Malgré les énormes différences que présentent, au point de vue du développement, l’histoire de l’homme et celle du papillon, on constate pourtant entre elles quelques grands traits communs. Chez l’un et chez l’autre, on trouve tout d’abord un père et une mère, des fils qui proviennent directement de ce couple, et qui, pour atteindre à l’état parfait, devront passer par des phases identiques à celles que traversèrent leurs parens. Chez le vertébré comme chez l’annelé, nous voyons d’ailleurs les fils ressembler au père ou à la mère, aux différences individuelles près. Enfin, dans tous les groupes étudiés jusqu’ici, l’individualité de chaque être se manifeste dès la première apparition du germe, dès les premiers rudimens de l’œuf, et persiste pleine et entière jusqu’à la mort, jusqu’à la dissolution de cet être. Tous ces faits sont vulgaires, et, jusqu’à ces derniers temps, ignorans et savans s’accordaient à les regarder comme étant l’expression de règles absolues.

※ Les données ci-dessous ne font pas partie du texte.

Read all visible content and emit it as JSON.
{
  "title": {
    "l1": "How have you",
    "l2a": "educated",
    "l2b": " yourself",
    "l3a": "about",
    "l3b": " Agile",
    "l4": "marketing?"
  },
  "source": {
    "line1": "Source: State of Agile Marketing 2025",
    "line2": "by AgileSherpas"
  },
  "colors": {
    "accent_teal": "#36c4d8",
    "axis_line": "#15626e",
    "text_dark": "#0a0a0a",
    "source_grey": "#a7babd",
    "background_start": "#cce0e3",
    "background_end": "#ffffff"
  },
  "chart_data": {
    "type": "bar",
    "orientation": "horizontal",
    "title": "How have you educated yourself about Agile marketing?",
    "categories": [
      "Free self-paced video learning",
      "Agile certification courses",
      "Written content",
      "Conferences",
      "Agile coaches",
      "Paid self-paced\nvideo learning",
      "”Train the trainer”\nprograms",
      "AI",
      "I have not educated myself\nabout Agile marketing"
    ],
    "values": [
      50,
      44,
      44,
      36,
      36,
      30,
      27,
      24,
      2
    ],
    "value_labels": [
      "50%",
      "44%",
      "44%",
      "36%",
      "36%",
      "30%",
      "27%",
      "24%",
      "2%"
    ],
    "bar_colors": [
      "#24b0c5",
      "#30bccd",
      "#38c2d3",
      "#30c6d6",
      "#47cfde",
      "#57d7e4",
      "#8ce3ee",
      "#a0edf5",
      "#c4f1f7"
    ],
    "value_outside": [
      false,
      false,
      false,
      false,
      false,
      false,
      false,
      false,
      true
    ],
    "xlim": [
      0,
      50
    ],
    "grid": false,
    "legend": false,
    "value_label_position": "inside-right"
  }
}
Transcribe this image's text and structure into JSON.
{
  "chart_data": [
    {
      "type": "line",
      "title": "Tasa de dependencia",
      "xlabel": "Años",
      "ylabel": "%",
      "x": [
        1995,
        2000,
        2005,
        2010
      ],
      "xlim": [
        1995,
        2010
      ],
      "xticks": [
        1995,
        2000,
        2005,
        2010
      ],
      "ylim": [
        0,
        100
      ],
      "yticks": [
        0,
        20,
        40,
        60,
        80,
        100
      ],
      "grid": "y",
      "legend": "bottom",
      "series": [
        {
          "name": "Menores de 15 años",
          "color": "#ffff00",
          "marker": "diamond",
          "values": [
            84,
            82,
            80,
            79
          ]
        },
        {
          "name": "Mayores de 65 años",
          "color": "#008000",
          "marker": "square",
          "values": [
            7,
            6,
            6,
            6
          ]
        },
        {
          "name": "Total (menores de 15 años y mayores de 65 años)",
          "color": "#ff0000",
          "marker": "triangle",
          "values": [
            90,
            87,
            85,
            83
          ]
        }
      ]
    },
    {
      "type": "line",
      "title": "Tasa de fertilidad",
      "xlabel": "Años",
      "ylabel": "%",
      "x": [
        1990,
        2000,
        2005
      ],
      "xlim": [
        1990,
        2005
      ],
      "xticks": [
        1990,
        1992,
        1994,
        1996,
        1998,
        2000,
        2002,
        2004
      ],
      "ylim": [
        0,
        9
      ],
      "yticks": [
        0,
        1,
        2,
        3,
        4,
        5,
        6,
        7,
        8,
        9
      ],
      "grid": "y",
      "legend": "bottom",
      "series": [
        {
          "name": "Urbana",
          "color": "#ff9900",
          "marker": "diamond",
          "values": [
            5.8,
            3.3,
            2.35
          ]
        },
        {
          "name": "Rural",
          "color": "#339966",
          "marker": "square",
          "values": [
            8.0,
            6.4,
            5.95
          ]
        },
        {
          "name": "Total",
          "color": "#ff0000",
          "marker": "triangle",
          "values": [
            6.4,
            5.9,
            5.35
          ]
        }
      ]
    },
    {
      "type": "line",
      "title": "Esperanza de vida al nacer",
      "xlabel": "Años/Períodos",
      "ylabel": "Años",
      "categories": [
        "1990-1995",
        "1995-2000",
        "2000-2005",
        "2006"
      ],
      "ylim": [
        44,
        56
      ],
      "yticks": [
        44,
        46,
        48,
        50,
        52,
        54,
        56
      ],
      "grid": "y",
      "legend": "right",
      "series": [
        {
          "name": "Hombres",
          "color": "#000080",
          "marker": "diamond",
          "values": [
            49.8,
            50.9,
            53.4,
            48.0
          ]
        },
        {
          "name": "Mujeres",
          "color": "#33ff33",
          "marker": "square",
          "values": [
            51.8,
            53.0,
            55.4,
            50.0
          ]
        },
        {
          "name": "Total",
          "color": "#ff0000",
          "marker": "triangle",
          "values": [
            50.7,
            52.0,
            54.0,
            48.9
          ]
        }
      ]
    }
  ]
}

Il nous faut étudier maintenant des phénomènes entièrement nouveaux et bien plus étranges. Nous allons rencontrer des animaux qui, à parler rigoureusement, semblent n’avoir ni père ni mère, mais seulement un parent qui les forme de toutes pièces aux dépens de sa propre substance. Nous trouverons des fils qui ne ressemblent jamais à leur père, et qui produisent des enfans pour toujours différens d’eux-mêmes. Nous verrons surtout un germe unique engendrer, d’une manière plus ou moins directe, non plus un seul individu, ’ mais des multitudes d’individus, et parfois plusieurs générations, qui n’ont entre elles aucun rapport de forme, de structure, de genre de vie. Nous verrons ainsi l’individualité primitive du germe se perdre, et faire place à une foule d’individualités nouvelles avant que les produits de ce germe soient arrivés à l’état parfait. Nous avons donc à parcourir un monde où semblent renversées les lois les plus fondamentales du règne animal, et pourtant le lecteur sera, j’espère, conduit à reconnaître qu’il n’y a point là de contradictions réelles, et que, jusque dans ces écarts en apparence si bizarres, la création vivante conserve une admirable régularité.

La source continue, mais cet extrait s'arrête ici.